「溜飲下げる」様相も 人種偏見解消への議論に結びつくかがカギ
2020年07月29日
米中西部ミネアポリスで黒人男性が白人警官に首をひざで押さえつけられて死亡した事件の余震は、2カ月がたった今もなお収まっていない。米国の警察組織に巣くうレイシズム(人種差別主義)をえぐり出したこの事件とは別に、市井の人々の心の中に潜むレイシズムをあぶり出した、もう一つの「事件」もまた、静かながら強烈な波紋を広げている。
それはミネアポリスの事件と同じ5月25日、ニューヨークのセントラルパークで起きた。
趣味のバードウォッチングを楽しんでいた黒人男性のクリスチャン・クーパーさん(57)が、公園内で飼い犬を放して遊ばせていた白人女性(41)に規則を守って犬をリードにつなぐように注意すると、女性はこれに逆上。やおら携帯電話を取りだして、「アフリカ系米国人の男性に命を脅かされている。すぐに警官を寄越してほしい」と警察に通報した。女性が犬をリードにつないだため、クーパーさんは「ありがとう」と声をかけてその場を去り、この時は「事件」にはならなかった。
ところが、クーパーさんが携帯電話で撮っていた一部始終を、親族がSNSに投稿して事態は一変した。動画は一気にネットで拡散し、「許しがたい人種差別だ」として米国社会に憤激を巻き起こした。女性は翌日、勤務先の投資会社を解雇された。
同社は「わが社はいかなる人種差別も容認しない」と発表。ニューヨークの検察当局が捜査に乗り出し、7月6日、女性を虚偽申告の罪で起訴すると発表した。
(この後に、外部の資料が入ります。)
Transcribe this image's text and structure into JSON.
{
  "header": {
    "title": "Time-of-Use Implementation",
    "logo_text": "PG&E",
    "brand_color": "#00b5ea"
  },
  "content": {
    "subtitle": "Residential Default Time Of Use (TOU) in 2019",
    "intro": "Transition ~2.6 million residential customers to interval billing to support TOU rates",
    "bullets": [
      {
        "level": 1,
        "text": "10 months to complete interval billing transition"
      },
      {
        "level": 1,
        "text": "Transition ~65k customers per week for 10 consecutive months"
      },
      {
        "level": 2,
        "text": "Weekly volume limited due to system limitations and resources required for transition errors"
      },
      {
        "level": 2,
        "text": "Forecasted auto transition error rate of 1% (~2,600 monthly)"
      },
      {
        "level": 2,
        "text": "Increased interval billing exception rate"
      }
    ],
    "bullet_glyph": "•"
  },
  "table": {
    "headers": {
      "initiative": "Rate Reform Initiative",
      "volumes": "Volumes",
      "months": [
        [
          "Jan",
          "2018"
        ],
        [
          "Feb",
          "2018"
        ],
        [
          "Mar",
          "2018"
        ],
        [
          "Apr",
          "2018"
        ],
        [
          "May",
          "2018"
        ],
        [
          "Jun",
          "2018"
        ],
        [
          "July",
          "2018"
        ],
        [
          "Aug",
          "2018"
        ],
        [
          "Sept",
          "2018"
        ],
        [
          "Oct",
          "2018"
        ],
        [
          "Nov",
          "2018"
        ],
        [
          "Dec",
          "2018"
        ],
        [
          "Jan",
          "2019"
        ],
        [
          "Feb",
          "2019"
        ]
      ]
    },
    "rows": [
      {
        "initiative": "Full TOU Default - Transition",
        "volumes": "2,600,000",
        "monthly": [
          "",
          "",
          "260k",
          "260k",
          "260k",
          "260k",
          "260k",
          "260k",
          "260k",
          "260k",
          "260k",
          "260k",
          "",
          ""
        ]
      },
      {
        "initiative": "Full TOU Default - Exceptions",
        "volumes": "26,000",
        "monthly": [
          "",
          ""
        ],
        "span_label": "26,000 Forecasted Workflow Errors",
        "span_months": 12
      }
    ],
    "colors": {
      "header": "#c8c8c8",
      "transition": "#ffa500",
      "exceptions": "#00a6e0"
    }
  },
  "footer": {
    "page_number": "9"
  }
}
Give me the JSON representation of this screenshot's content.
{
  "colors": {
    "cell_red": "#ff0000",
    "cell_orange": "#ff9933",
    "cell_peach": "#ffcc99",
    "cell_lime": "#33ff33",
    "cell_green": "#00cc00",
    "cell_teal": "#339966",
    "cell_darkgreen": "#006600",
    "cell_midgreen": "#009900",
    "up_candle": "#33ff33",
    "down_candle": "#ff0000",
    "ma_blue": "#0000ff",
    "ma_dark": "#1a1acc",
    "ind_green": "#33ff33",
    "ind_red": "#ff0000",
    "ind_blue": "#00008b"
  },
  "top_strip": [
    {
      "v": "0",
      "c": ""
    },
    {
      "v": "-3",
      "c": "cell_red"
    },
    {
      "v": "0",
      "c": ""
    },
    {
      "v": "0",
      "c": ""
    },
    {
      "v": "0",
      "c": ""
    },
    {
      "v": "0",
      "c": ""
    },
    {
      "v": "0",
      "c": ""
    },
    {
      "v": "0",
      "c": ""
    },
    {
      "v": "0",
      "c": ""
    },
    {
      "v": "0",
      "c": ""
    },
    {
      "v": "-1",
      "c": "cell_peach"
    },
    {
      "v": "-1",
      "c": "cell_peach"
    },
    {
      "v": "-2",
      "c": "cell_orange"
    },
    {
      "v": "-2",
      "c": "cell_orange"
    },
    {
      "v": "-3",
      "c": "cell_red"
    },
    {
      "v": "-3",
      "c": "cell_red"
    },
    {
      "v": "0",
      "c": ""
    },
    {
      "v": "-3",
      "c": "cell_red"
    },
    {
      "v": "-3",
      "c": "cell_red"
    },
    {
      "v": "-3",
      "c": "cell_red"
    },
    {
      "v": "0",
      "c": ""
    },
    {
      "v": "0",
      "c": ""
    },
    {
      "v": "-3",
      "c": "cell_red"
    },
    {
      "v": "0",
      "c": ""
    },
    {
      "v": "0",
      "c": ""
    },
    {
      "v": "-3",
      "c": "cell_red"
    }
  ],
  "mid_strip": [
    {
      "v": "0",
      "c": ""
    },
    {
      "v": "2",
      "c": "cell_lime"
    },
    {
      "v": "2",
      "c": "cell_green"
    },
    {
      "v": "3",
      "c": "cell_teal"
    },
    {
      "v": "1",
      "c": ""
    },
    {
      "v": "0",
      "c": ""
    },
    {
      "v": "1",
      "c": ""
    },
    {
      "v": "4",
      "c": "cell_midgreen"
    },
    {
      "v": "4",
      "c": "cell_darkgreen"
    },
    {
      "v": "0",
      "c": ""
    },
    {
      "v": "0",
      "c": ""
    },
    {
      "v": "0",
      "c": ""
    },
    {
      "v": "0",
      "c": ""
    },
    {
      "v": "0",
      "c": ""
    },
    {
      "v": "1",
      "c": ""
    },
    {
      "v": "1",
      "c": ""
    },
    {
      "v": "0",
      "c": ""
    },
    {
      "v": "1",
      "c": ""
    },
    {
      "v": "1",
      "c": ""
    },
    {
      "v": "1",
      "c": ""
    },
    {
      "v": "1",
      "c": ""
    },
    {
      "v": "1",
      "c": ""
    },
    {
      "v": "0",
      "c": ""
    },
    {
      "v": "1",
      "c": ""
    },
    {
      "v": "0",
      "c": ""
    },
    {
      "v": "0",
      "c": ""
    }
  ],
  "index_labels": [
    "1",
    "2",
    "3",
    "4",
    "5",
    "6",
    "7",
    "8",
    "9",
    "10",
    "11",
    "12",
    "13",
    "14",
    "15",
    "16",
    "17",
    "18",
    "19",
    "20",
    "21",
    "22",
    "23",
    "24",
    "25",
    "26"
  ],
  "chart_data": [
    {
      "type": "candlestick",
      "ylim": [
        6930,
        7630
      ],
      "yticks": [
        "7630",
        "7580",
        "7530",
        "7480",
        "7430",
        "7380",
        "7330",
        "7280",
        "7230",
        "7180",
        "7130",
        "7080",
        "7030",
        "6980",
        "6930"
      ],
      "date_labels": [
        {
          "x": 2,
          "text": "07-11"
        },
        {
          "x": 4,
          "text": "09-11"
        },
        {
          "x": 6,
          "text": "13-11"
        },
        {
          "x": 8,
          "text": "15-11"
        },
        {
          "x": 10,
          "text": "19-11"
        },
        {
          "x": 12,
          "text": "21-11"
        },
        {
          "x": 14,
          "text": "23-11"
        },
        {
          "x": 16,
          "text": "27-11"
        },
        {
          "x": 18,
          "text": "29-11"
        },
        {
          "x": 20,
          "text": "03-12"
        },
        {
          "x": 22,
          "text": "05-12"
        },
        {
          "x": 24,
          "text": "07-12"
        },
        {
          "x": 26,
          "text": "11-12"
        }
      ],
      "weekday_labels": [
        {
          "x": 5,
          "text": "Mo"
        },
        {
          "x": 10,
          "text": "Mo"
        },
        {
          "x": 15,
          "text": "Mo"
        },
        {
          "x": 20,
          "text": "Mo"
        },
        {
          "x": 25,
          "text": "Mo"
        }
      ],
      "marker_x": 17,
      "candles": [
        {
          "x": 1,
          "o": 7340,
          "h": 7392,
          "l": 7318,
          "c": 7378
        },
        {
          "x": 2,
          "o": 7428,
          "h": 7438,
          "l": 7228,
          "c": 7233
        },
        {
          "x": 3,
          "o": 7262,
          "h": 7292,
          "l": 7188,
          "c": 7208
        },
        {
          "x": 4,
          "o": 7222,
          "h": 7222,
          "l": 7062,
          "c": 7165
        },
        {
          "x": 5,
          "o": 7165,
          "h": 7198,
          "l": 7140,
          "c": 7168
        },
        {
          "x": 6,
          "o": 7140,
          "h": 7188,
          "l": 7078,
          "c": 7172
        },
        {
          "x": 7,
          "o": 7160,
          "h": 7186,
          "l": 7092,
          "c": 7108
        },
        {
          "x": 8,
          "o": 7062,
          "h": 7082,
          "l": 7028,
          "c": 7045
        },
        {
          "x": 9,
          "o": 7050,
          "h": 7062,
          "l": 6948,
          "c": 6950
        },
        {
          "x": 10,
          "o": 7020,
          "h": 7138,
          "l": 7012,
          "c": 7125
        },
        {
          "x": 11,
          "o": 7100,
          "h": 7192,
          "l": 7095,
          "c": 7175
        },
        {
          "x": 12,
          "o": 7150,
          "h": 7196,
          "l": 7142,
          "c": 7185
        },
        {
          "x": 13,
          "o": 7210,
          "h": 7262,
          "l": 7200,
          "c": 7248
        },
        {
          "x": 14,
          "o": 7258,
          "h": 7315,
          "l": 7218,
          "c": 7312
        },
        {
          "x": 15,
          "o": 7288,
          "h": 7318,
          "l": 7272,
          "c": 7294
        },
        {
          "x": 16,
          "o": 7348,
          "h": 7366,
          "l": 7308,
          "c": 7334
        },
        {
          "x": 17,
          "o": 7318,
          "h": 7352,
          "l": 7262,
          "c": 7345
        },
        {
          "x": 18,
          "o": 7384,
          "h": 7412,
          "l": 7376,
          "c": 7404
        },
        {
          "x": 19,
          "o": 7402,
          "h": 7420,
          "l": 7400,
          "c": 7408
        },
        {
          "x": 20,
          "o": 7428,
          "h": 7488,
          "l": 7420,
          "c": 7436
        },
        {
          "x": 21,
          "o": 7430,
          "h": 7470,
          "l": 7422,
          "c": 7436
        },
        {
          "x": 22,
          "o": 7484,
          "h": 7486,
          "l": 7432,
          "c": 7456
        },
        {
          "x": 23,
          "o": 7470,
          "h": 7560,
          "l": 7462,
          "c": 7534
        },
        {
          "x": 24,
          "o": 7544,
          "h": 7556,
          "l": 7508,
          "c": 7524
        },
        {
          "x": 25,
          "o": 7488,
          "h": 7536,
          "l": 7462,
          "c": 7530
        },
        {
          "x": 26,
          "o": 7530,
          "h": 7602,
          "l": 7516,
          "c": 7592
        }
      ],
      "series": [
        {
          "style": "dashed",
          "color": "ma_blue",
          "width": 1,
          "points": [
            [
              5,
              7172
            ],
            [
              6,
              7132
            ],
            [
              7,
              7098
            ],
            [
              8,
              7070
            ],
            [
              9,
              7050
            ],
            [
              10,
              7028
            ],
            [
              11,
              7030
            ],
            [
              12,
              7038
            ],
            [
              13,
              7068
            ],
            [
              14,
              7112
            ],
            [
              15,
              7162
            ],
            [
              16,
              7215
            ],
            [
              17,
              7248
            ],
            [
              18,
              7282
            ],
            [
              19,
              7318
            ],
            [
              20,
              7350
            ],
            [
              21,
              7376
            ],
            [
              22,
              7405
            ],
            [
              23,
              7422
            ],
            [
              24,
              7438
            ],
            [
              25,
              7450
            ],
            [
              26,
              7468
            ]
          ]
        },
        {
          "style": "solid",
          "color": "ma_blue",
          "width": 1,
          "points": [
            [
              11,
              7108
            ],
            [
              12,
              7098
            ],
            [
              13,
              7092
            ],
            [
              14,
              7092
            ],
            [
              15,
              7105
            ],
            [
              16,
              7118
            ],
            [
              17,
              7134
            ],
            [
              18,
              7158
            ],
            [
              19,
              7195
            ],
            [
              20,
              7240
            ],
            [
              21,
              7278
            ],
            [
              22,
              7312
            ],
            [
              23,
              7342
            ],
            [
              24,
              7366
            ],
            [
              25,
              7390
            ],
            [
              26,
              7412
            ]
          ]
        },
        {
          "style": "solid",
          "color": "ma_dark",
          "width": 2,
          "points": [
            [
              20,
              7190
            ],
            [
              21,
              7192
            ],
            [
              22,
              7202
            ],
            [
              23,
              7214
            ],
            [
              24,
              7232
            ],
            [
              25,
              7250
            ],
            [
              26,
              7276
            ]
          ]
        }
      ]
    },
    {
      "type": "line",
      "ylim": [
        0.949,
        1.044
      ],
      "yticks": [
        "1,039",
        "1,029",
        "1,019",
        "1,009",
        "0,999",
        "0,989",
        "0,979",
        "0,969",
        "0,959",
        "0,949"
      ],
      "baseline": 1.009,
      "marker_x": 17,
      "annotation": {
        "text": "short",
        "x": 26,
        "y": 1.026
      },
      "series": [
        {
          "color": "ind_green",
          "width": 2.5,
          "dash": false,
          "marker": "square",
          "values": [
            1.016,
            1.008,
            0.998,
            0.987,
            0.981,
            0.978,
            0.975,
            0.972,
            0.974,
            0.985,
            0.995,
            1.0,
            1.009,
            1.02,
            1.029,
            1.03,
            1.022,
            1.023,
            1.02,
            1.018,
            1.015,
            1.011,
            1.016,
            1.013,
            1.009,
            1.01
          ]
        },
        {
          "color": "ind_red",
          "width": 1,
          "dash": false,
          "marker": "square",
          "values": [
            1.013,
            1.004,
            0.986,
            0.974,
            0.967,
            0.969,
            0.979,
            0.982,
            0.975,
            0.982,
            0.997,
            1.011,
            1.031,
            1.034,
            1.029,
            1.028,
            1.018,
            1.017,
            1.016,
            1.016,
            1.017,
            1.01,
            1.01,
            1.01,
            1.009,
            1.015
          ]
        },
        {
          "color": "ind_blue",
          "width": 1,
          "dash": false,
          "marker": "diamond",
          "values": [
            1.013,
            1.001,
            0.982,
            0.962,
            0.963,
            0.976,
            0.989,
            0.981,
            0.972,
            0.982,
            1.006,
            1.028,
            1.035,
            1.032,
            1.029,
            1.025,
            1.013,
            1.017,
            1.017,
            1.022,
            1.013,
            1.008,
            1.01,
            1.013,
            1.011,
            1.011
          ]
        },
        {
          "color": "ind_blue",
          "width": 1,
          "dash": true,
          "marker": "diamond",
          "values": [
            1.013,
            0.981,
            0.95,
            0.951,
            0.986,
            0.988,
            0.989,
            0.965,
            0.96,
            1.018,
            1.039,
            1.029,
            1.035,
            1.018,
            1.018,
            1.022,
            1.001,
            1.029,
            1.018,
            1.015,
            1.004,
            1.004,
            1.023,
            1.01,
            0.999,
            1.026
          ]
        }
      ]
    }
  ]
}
別にだれかの命が失われたわけでも、負傷したわけでもない。にもかかわらず、この事件が大きな波紋を広げた理由のひとつが、「アフリカ系米国人(黒人)の男性」という表現を用いて女性が警察に通報していたことだ。
少なからず数の米国人が真っ先に思い浮かべた事件がある。
「エメット・ティル事件」だ。
1955年、南部ミシシッピ州で14歳の黒人少年エメット・ティルさんが、買い物に訪れた雑貨店で店主(白人)の妻(同)に口笛を吹いたとして店主が激高。ティルさんを拉致してリンチを加え、殺害した惨劇だ。店主らは逮捕されたが、白人男性の陪審団は「無罪」の評決を下した。その後、店主らはメディアに殺害を認めた。
南部の多くの州では1960年代まで異人種間の婚姻を禁じる法律が残るなど、白人女性と黒人男性の接触が長らく犯罪視されてきた。エメット・ティル事件は、事実究明より前に条件反射のように「黒人男性=加害者、白人女性=被害者」とみなす「白人特権」の理不尽を白日の下にさらした。
一方、ミネアポリスの事件で改めて問題視されたように、現在でもなお黒人は白人より3倍の比率で警官に殺されている。
つまり、白人女性が「黒人の男に襲われた」と通報すれば、その黒人男性は白人男性の場合よりもひどい扱いを警察から受け、運が悪ければ身体や命にかかわる事態になりかねないという社会通念の闇が、この21世紀の米国においても存在するのだ。
通報されたクーパーさんはハーバード大学を卒業し、今は科学専門の文筆業・編集者をしているエリート知識人だった。だが親族は米メディアに「もし警察が出動していたら、彼の学歴や職歴は何の助けにもならなかったでしょう」と話している。